Kate Hudson, Chair of the CND said the blockade had “…been a great success. We have effectively obstructed work at the site for many hours, closing gates and blocking roads. This is the largest blockade of Aldermaston for many years and signals an increased public concern about Britain’s weapons of mass destruction. At a time of economic crisis, our government is prioritising nuclear bombs over healthcare, job creation and investment in sustainable energy production. The majority of British taxpayers do not want their money sent on Trident replacement and the new generation of nuclear weapons that will be made here at Aldermaston.”

Paradoxically, the Big Blockade 2008 was also at times life-affirming. In Reading we raised the ghosts of the original March to Aldermaston with strangers coming together snoring and reading in a community hall attached to a church. And then there was the free hot supper, ginger cake and tea, jazz and folk music, brightly-costumed people and, more than anything, camaraderie across the faiths, years and ideologies.

Like most nuclear sites, the sheer size of the AWE is breathtaking, the magnitude for destruction terrifying.

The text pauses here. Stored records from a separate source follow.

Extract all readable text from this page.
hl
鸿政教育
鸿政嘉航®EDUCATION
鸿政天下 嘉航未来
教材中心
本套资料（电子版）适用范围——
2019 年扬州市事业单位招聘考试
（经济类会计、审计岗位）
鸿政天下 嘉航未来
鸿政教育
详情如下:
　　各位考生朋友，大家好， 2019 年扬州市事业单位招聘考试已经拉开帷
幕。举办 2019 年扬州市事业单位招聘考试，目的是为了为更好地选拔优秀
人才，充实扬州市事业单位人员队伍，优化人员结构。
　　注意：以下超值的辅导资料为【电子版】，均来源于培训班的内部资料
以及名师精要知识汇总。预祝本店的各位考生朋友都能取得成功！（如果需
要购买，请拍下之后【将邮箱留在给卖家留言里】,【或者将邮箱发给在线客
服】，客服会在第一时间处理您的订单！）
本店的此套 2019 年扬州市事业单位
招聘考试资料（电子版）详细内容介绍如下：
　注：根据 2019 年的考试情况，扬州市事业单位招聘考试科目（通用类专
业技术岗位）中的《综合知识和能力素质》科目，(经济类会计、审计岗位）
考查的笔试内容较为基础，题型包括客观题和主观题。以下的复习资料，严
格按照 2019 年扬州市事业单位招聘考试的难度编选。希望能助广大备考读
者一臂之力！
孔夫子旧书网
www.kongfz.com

But the appearance of the size of the privately-run AWE doesn’t stop incompetence creeping in. In the July 2007 flooding that so affected our own area, AWE itself barely got by with one of the main bunkers where the nuclear warheads are maintained was almost ‘overwhelmed’. 84 buildings were flooded, some up to two feet and all live nuclear work had to be stopped for nine months.

Worse still, a Freedom of Information Act request revealed that both essential radiation safety alarms and criticality alarms were out of action for up to 10 days. Although heavily censored, the FOI request revealed that AWE’s own review said ‘Several key facilities experienced Near Miss events…’ This mostly overlooked piece of news (Channel 4 being the exception) was not missed by protestors and more than one banner referred to it directly. But did we raise the profile of our concerns on this day?

For sure all gates or roads to them were peacefully blocked at one point or another, many for a number of hours. Of the hundreds present at the blockade (estimates vary – as ever – from 150 to 400 or more), there were 33 arrests, the greatest number at the site in a decade. That would be the largest number since the end of the Cold War. But the press coverage was, as ever, minimal with most reports making pedestrian remarks at best as to the reasons behind the blockade.

Perhaps, though, this number will also be the largest number to beat at the start of a ‘New Cold War’? For sure it will be if ministers like our very own Mark Harper MP get their way.

Not content with supporting the renewal and replacement of the Trident nuclear weapons system, the Forest of Dean MP now backs the dangerously destabilising and controversial American Missile Defence System to be sited in Eastern Europe, as I mentioned earlier.

Although supposedly aimed at ‘rogue states’ – those, we presume, being Iran and North Korea (favourites in Bush’s axis of evil), the Missile Defence System is planned to be built in what was previously the other side of the cold war eastern bloc. It doesn’t, therefore, take a genius to deduce that this would rightly wind the Russians up somewhat.

At least on this occasion Mr. Harper is consistent. His argument for supporting Trident was that the future threat would primarily be a resurgent and aggressive Russia as we had seen in the Cold War. I couldn’t agree at the time of that argument but that was before the Litvinyenko case and the fall-out (ahem) that has since followed from events in Georgia. Now we’ve stoked the old fires in the great Russian bear and Putin’s puppet successor looks to continue the hard line. Indeed, it seems as if we WANT a second Cold War. After all, the war on terror seems to be going the same way as Vietnam.

On a final note and on the other side of things nuclear I caught an intriguing headline on the cover of the 12th June edition of the Municipal Journal [1]: ‘Councils set to be offered ‘carrot’ for nuclear waste’. The carrot this time being some vague form of virtual bargaining termed ‘community benefits packages’. How dumping nuclear waste constitutes a benefit to any community is such incredible spin as to be frankly beyond my logic.

[1] The Municipal Journal, Thursday 12th June 2008 edition, news article by Sally Guyoncourt.